Chelsea maçında 2 maçtada 45.dakkalarda gol yemeleri bişileri anlatıyor. 90.dakkadaki golün anlamı yok ha 2-1 kazanıp elenmişsin hada 2-2 berabere yada 3-2 yenilmişsin önemi yok. tabii tarihe ve istatistiklere düşülen notlar ile bahisçiler hariç.

maç boyunca hep pedro hamlesi beklediim. ceza sahası içinde ayaağı düzgün oyuncu olarak bişileri değiştireceğini düşünüyordum. hiç denemedi. Keitayıda yapacağı koşular için değilde sanki fiziği ve belki uzaktan şutları için sokmuş olabilir.

yilmaz dedi ki...

ben beşiktaşa daha güzel bir bağlama yapayım.

Biz bunların ikisini de gol yemeden yendik eheehe.

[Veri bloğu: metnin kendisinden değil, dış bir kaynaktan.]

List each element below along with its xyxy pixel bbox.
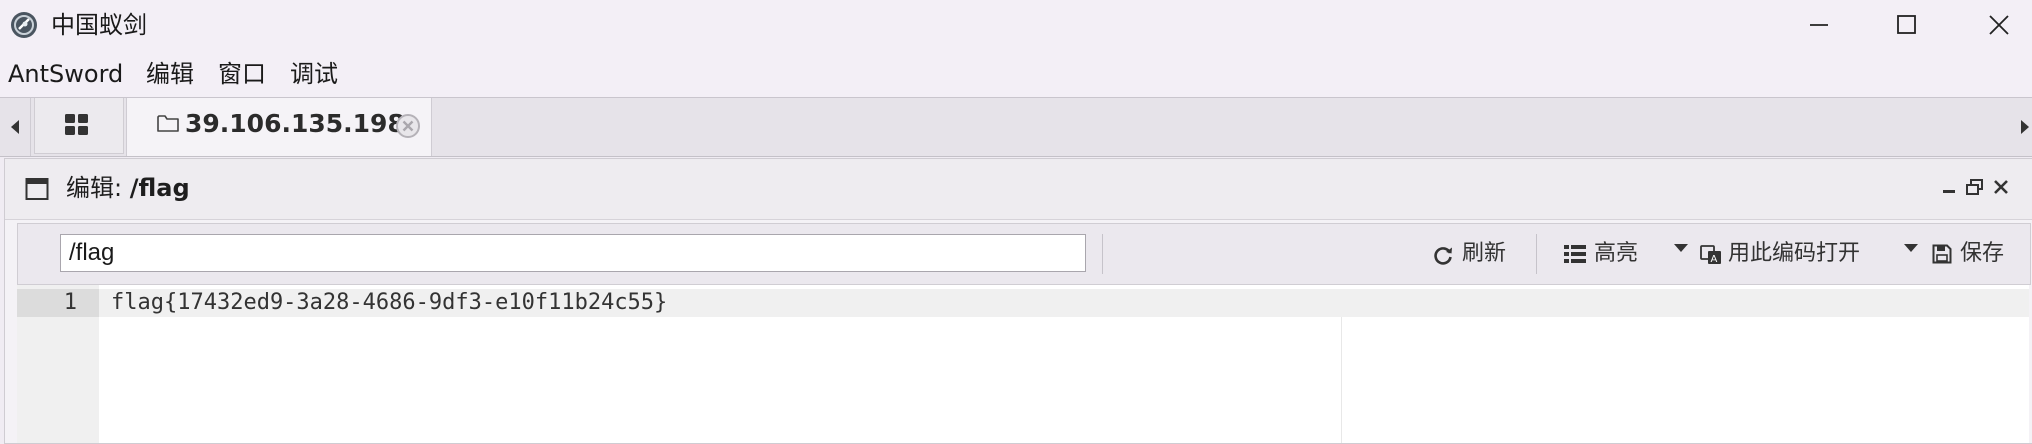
grid-icon <box>65 114 88 135</box>
refresh-icon <box>1434 247 1452 265</box>
close-window-button[interactable] <box>1955 0 2032 50</box>
minimize-button[interactable] <box>1775 0 1865 50</box>
translate-icon: A <box>1700 245 1721 265</box>
code-line[interactable]: flag{17432ed9-3a28-4686-9df3-e10f11b24c5… <box>111 289 667 317</box>
save-label: 保存 <box>1960 241 2005 266</box>
maximize-button[interactable] <box>1863 0 1953 50</box>
editor-window: 编辑: /flag 刷新 高亮 <box>4 158 2032 444</box>
menu-window[interactable]: 窗口 <box>218 60 266 88</box>
highlight-dropdown[interactable]: 高亮 <box>1564 239 1688 269</box>
editor-title-path: /flag <box>129 174 190 202</box>
minimize-icon <box>1810 24 1828 26</box>
line-number: 1 <box>63 290 77 315</box>
chevron-down-icon <box>1904 244 1918 252</box>
tab-shell-host[interactable]: 39.106.135.198 <box>126 98 432 156</box>
save-icon <box>1932 244 1952 264</box>
print-margin <box>1341 317 1342 443</box>
editor-toolbar: 刷新 高亮 A 用此编码打开 <box>17 223 2031 285</box>
list-icon <box>1564 245 1586 263</box>
menu-antsword[interactable]: AntSword <box>8 60 123 88</box>
close-icon <box>1989 15 2009 35</box>
toolbar-separator <box>1536 234 1537 274</box>
tab-bar: 39.106.135.198 <box>0 98 2032 157</box>
encoding-label: 用此编码打开 <box>1728 241 1861 266</box>
svg-text:A: A <box>1711 254 1718 265</box>
refresh-label: 刷新 <box>1462 241 1507 266</box>
editor-window-title: 编辑: /flag <box>66 173 190 203</box>
toolbar-separator <box>1102 234 1103 274</box>
menu-debug[interactable]: 调试 <box>290 60 338 88</box>
maximize-icon <box>1897 15 1916 34</box>
panel-minimize-icon[interactable] <box>1941 179 1957 195</box>
menu-bar: AntSword 编辑 窗口 调试 <box>0 50 2032 98</box>
title-bar: 中国蚁剑 <box>0 0 2032 50</box>
editor-title-prefix: 编辑: <box>66 174 123 202</box>
window-title: 中国蚁剑 <box>51 11 147 39</box>
file-path-input[interactable] <box>60 234 1086 272</box>
highlight-label: 高亮 <box>1594 241 1639 266</box>
caret-right-icon <box>2021 120 2029 134</box>
refresh-button[interactable]: 刷新 <box>1432 239 1522 269</box>
caret-left-icon <box>11 120 19 134</box>
tab-home[interactable] <box>34 98 124 154</box>
menu-edit[interactable]: 编辑 <box>146 60 194 88</box>
save-button[interactable]: 保存 <box>1932 239 2022 269</box>
close-circle-icon[interactable] <box>395 113 421 139</box>
antsword-logo-icon <box>11 12 37 38</box>
editor-window-header: 编辑: /flag <box>5 159 2032 220</box>
tab-scroll-left-button[interactable] <box>0 98 31 156</box>
open-with-encoding-dropdown[interactable]: A 用此编码打开 <box>1700 239 1922 269</box>
window-icon <box>25 178 49 200</box>
folder-icon <box>157 115 179 132</box>
code-editor[interactable]: 1 flag{17432ed9-3a28-4686-9df3-e10f11b24… <box>17 285 2029 443</box>
tab-scroll-right-button[interactable] <box>2012 98 2032 156</box>
panel-restore-icon[interactable] <box>1966 179 1984 195</box>
tab-label: 39.106.135.198 <box>185 109 405 138</box>
chevron-down-icon <box>1674 244 1688 252</box>
panel-close-icon[interactable] <box>1993 179 2009 195</box>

Bunlardan herhangi biriyle önümüzdeki 5-6 sene oynayamayacak olmamız da var tabi :(

Fly like an eagle dedi ki...

Hakikaten enfes bir maç.. Futbolun 2 yönüne de ( savunma ve hücum ) her anlamda doyurdu bizi. Bunun dışında ben de Beşiktaşımıza şöyle bağlayayım sevgili Mustafa ve birazda eleştireyim seni. Kanımca fazlasıyla takip edilen bir blog yazarının, takımı tarihinin en zor günlerini geçirirken camiayı bu duruma getirmekte çook! başarılı olmuş Beşiktaşsever görünüp oysa amacı bambaşka olan yazarımsı-yorumcumsu-futbolcumsu-menajerimsi-başkanımsı şahısların enkazını en hızlısındna ortadan kaldırmaya yönelik kurtuluş reçete veya reçetelerine dair gerekirse hergün yeni pencereden fikir üretip bizlerle paylaşmak yerine, Milito- El clasico ya da dünkü maça daha duyarlı olması sence bambaşka ve asıl olması gereken sorumluluk değil midir? Belki de ben çok duyarlıyım ve belki de ilerleyen günlerde yönetimin hamlelerini görerek bunlara daha önem verip bizlerle paylaşacaksın. Tekrar ediyorum: Gün, sorunlara ve çözümlere karşı sadece topu yönetime atmadan biz taraftarlar olarak ta kafa yorma ve bunları paylaşma günleridir.. Sorumluluk sahibi ve sevilen bir blog yazarı olarak sednen beklediğim de nacizane budur. Sevgiler..

Cartalete dedi ki...

Yazmak bir heves işidir. Açıkçası Tayfur'un göz göre göre yeniden TD olmasıyla, o ufak hevesim de kırıldı. Ama bu Beşiktaş'ı yok saymak değildir. Yazı olarak olmasa da, işin arka planında az-biraz icraate geçmesi muhtemel birşeyler yapıyorum. Blogda da, çözüm önerilerimi sezon boyu paylaştım aslında. Felsefeyi değiştirmek gerek tamamen. Sezon çıksın, bazı kurtuluş reçetesi tarzında yazılar düşeriz elbet.

Celal Abbas ,

Hakikaten Pedro'nun yok sayılmasına ben de anlam veremiyorum. Tüm kupaların alındığı sezonda, her kritik maçta golü vardı. Şampiyonlar Ligi finali dahil olmak üzere...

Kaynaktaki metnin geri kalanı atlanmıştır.